Intricacies of the 2021 E/M Coding Guidelines


Industry experts explain the intricacies of the 2021 E/M coding guidelines.

During the Evaluation and Management (E/M) Panel general session, an expert panel made up of a physician, coder, auditor, payer, and a representative from the American Medical Association (AMA) answered audience questions regarding the 2021 E/M coding guidelines for office/outpatient visits.

The panelists were AAPC’s Chief Product Officer Raemarie Jimenez, CPC, CDEO, CIC, CPB, CPMA, CPPM, CPC-I, CANPC, CRHC, Jaci Kipreos, COC, CPC, CDEO, CPMA, CRC, CPC-I, CEMC, Samuel Le Chase, MD, MPH, CPC, CRC, CPC-I, and CPT® Assistant Managing Editor Leslie Prellwitz, with 2022-2025 National Advisory Board President Colleen Gianatasio, CPC, CPCO, CPC-P, CPMA, CRC, CPC-I, moderating.

Here are five Q&As that came out of that session.

Q: For documentation purposes, for time-based 2021 E/M coding guidelines, is it correct if the provider documents time as, “I spent approximately 30 minutes …?”

RJ: It depends on whether the provider documents this for every patient. If they spend “approximately 30 minutes” on every patient, an auditor is going to question that. We know that they’re not going to count every single minute, but we want them to get as close as possible.

JK: From an auditor’s perspective, it’s not so much about the time statement as it is the lack of information on how they spent that time.

Q: What are some examples of what time-based statements should look like?

JK: It should indicate how the provider’s time was spent — a history and an exam, for example — anything that counts toward time. As an auditor, I would like to know what the provider performed in that time. If separately reportable items were reported, I like a statement that says they were not included in the time.

Q: I would like thoughts on the audit risk for billing by time too often. Should time be used cautiously?

JK: In the audits I’ve been doing, very few providers are using time; I see it primarily with the 99215. I don’t call it a risk anymore; if it’s the more appropriate way to bill then I don’t see a problem with it.

SC: If you spend 60 minutes with every child who has an upper respiratory infection, you’re probably going to have some people looking at you. But if you’re in an area where there’s a lot of high-risk children and every parent is worried about their child’s cancer diagnosis, if you truly spend an hour with a parent counseling them, then you need to say so and claim it. Don’t feel bad to bill them more because it was just a cold; it wasn’t just a cold when the parent was worried to death.

Q: Please give feedback on provider referrals given with regards to the E/M coding level. The AMA chart doesn’t give this criterion under data or risk. Does it not count toward MDM?

RJ: In the guidelines, in the definitions, it states “the referral without evaluation,” meaning that the provider didn’t do a history, exam or any diagnostic workup. That’s not really going to count toward the MDM level; it depends on what essence you are referring a patient out.

LP: When we’re taking a look at the number and complexity of problems addressed at the encounter, one of the changes is that it’s not just that there’s a problem but the problem is actually addressed. So, the question will be, was there an actual addressing of this issue? We’ve seen some questions where the physician is speaking with a patient about a particular condition and they talk “off the record” about another condition, but there’s really no evaluation, there’s no assessment of that. And the question is, what is the work that the physician is doing there if they’re not really addressing the problem.

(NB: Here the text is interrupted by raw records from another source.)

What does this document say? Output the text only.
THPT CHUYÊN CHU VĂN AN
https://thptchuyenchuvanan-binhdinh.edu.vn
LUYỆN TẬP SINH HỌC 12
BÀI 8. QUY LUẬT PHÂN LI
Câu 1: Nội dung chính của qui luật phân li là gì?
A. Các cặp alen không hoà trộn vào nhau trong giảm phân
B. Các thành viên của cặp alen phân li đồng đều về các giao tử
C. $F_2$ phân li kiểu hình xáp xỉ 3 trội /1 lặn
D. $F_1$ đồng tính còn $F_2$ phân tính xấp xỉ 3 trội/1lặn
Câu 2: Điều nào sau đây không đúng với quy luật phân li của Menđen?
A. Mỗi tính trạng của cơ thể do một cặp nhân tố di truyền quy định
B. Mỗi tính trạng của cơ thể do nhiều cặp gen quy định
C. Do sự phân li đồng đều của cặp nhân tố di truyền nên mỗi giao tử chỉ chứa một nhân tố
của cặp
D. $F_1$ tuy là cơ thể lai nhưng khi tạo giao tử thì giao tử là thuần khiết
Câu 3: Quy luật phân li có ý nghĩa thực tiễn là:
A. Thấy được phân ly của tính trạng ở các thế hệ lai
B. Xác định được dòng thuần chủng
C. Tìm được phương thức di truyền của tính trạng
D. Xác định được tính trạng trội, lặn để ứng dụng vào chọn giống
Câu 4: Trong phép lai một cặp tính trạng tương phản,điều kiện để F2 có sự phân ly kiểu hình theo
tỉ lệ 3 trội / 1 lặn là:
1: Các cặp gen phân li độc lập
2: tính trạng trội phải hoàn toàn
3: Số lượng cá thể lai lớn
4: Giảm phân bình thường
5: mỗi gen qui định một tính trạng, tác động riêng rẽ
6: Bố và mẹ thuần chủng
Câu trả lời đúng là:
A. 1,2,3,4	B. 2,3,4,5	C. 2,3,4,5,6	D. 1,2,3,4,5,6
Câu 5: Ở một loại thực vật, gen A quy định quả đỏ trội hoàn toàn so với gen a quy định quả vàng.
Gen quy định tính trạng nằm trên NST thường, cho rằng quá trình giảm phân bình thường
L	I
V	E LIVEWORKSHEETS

I think that would be key in a situation like this.

JK: The question I get a lot is “but what if you’re referring because you think the patient is going to need a procedure that you don’t do, and you’re going to discuss that whole procedure with the patient and tell them that you’re going to refer them to this other provider. Are you going to give that provider any risk points for going through the procedure with the patient, even though they aren’t going to perform it? That’s where I get hung up. Often, it’s open to the documentation.

SC: Sometimes I’m not making the referrals until we’ve discussed risk of some of these procedures. If you’re not considering things at all then perhaps you’re not bringing it to that level of risk, but I think certainly there are times that I have used that level of risk if I’m sending someone elsewhere knowing that a procedure is going to be done. Usually, though, the risk level is already taken care of without the referral. I think providers get hung up on some of the other details when the level has already been met by other criteria.

RJ: I think the consensus of the group here is that we wouldn’t count it as data. It might indicate the level of risk for the patient that might require additional treatment, but as far as counting it as a data point, it would not be given credit there.

Q: There are many payers that are not accepting E/M consult codes as of 2020-2021. Will consult codes be fading out completely at some point?

RJ: I don’t think so, just from observing discussions on this before. There are payers that still see value in those codes, and there are still providers who say those codes resonate with what they’re performing. So, I don’t see any indication of them going away.

LP: From the perspective of the changes that were approved at the February 2021 CPT® Editorial Panel meeting, there is a new revision in the consultation section, including headlines and guidelines. Given that, unless there’s a large sea of change, consultations will still be around for 2023.